Blood. White. And blood.

The colors are mesmerizing.

"Is this the moment?"

He stretches out his hand.

"This has yet to be defined."

"Why do you put them in danger?"

"You see, this is one of the things you'll not understand until you cooperate."

Charles clenches his hands into fists despite himself. "Cooperate. Mhm."

Again, silence takes up the precious room between them and spreads languidly. The air is frizzling with tension.

"It is your choice."

"You'd better tell me the truth-"

"The truth is no tale."

Charles reprimands himself, Why didn't you bring a weapon?

His opposite keeps looking steadfastly, then suddenly says,

"I will show you something."

Charles hesitates.

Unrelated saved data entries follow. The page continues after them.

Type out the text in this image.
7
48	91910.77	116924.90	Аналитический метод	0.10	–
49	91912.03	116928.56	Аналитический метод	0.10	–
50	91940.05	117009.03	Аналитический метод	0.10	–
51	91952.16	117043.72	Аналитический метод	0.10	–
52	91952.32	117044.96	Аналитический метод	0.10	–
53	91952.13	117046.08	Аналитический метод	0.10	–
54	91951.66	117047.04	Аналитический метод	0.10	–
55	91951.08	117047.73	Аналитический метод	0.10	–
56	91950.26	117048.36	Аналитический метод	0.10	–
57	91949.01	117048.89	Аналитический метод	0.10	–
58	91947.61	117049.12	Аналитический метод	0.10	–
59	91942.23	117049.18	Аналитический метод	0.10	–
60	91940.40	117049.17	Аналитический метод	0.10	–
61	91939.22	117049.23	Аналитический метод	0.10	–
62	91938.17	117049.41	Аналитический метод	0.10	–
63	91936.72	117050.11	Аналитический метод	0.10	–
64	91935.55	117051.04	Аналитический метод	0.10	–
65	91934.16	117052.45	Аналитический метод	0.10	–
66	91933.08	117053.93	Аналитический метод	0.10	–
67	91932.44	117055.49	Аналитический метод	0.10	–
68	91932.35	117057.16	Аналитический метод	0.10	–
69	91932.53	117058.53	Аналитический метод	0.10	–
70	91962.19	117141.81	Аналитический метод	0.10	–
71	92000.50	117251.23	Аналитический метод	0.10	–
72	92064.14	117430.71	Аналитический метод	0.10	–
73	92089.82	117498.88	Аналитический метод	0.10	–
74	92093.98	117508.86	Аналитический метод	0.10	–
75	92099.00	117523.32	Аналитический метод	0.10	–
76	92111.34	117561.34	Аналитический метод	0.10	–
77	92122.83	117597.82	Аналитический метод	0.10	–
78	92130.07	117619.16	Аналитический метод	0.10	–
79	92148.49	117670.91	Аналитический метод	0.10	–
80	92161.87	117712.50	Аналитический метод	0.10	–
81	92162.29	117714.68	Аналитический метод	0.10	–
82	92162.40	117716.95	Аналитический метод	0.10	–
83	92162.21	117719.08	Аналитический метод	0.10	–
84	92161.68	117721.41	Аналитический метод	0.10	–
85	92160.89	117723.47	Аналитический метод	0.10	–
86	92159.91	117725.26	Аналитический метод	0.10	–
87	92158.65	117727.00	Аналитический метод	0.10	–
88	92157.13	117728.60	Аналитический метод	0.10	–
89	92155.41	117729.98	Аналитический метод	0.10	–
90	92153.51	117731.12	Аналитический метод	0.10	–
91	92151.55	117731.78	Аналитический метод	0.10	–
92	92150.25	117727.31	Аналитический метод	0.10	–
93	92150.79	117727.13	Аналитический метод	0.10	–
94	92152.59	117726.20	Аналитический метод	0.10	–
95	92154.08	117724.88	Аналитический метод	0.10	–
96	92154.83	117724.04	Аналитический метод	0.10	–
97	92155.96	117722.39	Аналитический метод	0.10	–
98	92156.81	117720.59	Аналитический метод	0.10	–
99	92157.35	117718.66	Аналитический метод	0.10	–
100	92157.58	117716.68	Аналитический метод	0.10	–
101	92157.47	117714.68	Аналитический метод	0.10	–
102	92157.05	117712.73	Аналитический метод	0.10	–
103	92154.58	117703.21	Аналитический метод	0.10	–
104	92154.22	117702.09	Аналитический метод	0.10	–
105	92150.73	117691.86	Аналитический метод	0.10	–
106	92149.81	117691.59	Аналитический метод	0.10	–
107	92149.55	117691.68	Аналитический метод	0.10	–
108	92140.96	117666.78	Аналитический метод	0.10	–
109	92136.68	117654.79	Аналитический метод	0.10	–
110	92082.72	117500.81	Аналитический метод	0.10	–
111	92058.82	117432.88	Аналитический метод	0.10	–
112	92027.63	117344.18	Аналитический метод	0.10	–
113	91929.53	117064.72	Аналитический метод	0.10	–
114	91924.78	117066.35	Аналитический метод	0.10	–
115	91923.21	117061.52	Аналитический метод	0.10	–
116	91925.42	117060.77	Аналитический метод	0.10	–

When he moves, a mouth opens behind his antagonist, tearing an abyss of wildfire into the peaceful vacuum. Its flames are like from a dream.

Another of those cold smiles. "This is not the moment, Mr Ofdensen."

His entire body is on alert as Charles follows suit. This time, the flames don't reject him.

The air in the corridor is still chilled, but Charles knows it takes days to heat up Mordhaus. He's curious for what the Klokateers have prepared for Nathan's birthday - even though he himself proposed the most input in the run-up. Somehow that doesn't matter.

As he approaches the living room, a clock somewhere strikes six. Soon the sun will rise, then the boys, and the duties of the day. This is when the dream will fade once more in a sea of pictures, some distinct, some real. They're resurrected by the night.

"Master Ofdensen? This way, if you please."

Nine months of absence have proven to be a long time; Charles knows this. There's a lot to catch up with, but he can manage.